The church by the creek has been meeting since 1845, which makes it the oldest in Harrison County. The legend lives on about the panthers in the trees by Cat Creek who would drop down on unsuspecting deer. That is the identity of Cat Creek Church, which is formally known as Mt. Pleasant No. 1 Baptist Church.
Like many churches in rural Missouri, Cat Creek has seen better days. The young people have left for the city to find work, so the members often find themselves scarce. One Sunday in December they were down to five, plus the guest preacher that morning from Daviess County, Jesse Cass, and his wife, Carol.
The beauty of the Cat Creek story is evident when the church meets. Through its pride in identity and strength in faith, she has managed to keep the doors open. And God has been faithful to meet the church’s needs by sending a pastor.
Cass, a former member of the Missouri Baptist Convention (MBC) Executive Board who retired after 19 years as pastor of Jamesport Baptist Church, felt a love for the people and accepted the call to be their full-time pastor. Since then the church has more than doubled in size.
“God is at work at Cat Creek,” Cass said.
The pastor figures he has a good group of 15-18 people who will come to Sunday worship. May 5 attendance was down a bit to 12, but that did not discourage him. He said his overall number of potential attendees right now is 22.
His two big plans for outreach are a “Singspiration” June 8 at 6 p.m. and an effort to help Coffey Baptist Church with their summer Vacation Bible School. Cass lives on a farm just outside Coffey and drives 22 miles to church.
“The Singspiration is a big deal because we’ve never had that type of thing before,” said Brenda Vasquez, who serves as Cat Creek’s secretary/clerk.
Church Treasurer Phil Helton said that Cass is making a difference right now simply by loving people. That outpouring of sincere love, Helton said, is giving people a renewed desire to do things that God will use to grow the church.
“I think he loves people unconditionally, and he does it in a funny way,” Helton said. “I heard him say one time, if he kidded you, he loved you, and I believe that.”
His love for the flock led him on May 5 to teach on the fundamentals of church life. His sermon was packed with nuggets of wisdom on how this can be accomplished, including sayings like:
“Having church is a way that we can humble ourselves before God.”
“Show up and be pleasant.”
“If we’re going to have church, we need to be a body of keepers.”
“What do we gather for? For a time of cleansing.”
“Forgiveness needs to be priority one.”
Cass said that while the population around the church is sparse, the key to growing the flock will be hard work.

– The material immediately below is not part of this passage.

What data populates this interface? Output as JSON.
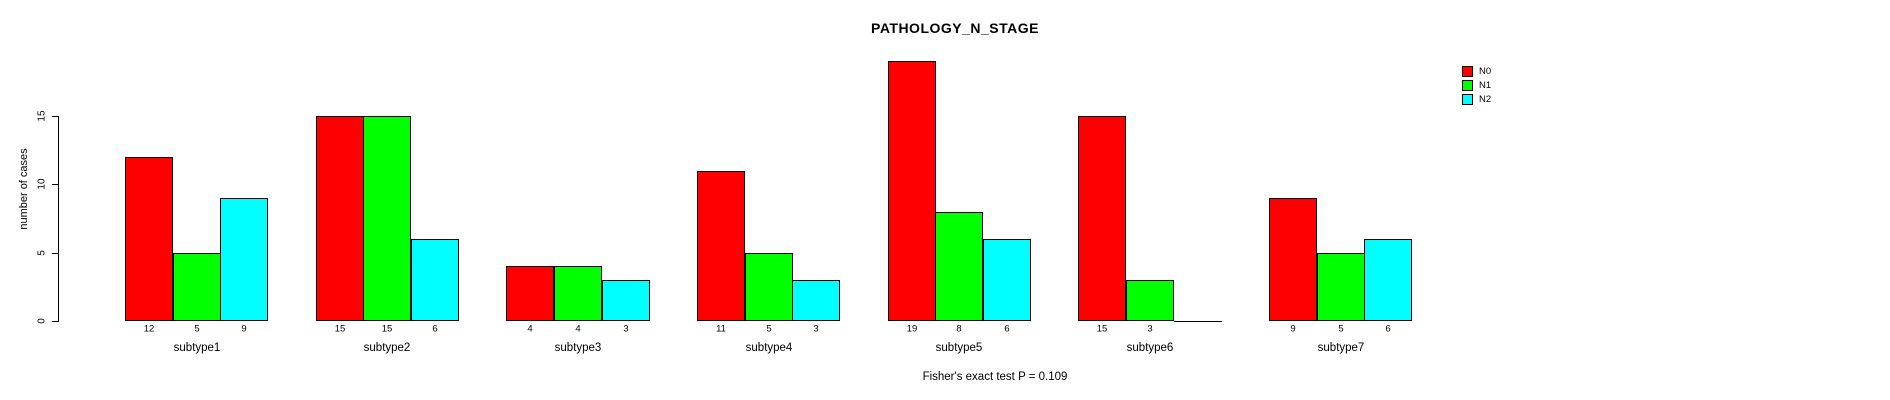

“Our followup will be what we will have to really be prepared to do and geared to do, to understand what that means,” he said.
In many ways, though, the victory has already been won in terms of Cat Creek being determined to not close its doors. It looked bad for a while with the pews all but empty, but the battle was won through the prayers of the saints.
“I opened the Bible,” Vasquez said. “It was open all the time because I was just sitting here trying to find answers.
“It was really discouraging, but if you lose it, you’re going to lose everything.”
But Cat Creek was not lost, and the lesson for other churches in rural Missouri who may be thinking about giving up the fight is simple.
“Don’t let the enemy win,” said Sunday School Teacher Sally Davidson.